Health

Spam Can be Good for You: E-mails Show Promise in Promoting Healthier Behavior

Spam can clog up your e-mail box but according to a piece published in the American Journal of Health Promotion and coming out of the University of Alberta, it might be beneficial to your health:

A steady diet of e-mails can change people’s outlook and behavior regarding healthier eating and increased physical activity, according to a new study of 2,598 Canadian workers.

Appearing in the July/August issue of the American Journal of Health Promotion, the 12-week study looked at the effectiveness of e-mails received at the workplace in promoting healthy exercise and eating regimes.

The research team, led by Ronald Plotnikoff, Ph.D., and Linda J. McCargar, Ph.D, of the University of Alberta in Edmonton, divided participants into an intervention group that received health-related e-mails and a control group that did not.

The intervention group alone showed an increase in physical activity levels and also had more confidence in being able to participate in physical activity at study’s end. In addition, the intervention group members recognized more pros and fewer cons to physical activity and were more open to making dietary changes.

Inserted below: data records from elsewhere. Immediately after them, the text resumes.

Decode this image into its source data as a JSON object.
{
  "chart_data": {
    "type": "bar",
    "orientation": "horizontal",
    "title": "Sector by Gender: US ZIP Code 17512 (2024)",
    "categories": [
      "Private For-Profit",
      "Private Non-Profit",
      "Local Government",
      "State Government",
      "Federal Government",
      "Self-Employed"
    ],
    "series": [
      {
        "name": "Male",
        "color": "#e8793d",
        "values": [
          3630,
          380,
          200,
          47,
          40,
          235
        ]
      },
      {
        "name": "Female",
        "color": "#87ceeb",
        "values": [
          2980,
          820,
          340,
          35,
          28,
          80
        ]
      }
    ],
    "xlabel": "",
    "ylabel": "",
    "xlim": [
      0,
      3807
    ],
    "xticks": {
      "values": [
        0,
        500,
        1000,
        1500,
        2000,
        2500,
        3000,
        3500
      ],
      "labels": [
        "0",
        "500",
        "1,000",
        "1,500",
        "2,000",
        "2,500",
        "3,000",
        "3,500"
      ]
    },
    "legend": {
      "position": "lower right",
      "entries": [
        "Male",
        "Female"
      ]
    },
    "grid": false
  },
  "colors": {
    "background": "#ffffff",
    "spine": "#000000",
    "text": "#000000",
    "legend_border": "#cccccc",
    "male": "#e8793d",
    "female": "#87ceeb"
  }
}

In fact, the intervention group actually reduced, although marginally, its mean body mass index (BMI), a measure of body fat based on height and weight, over the course of the study. By contrast, the mean BMI for the control group slightly increased.

“E-mail deliveries of health promotion messages can have small yet beneficial effects on health behaviors over a short time frame,” the researchers say, extolling e-mail’s unobtrusiveness, cost-effectiveness and practical appeal.

Ok, nagging about health works!

But, what about those e-mails from Nigeria?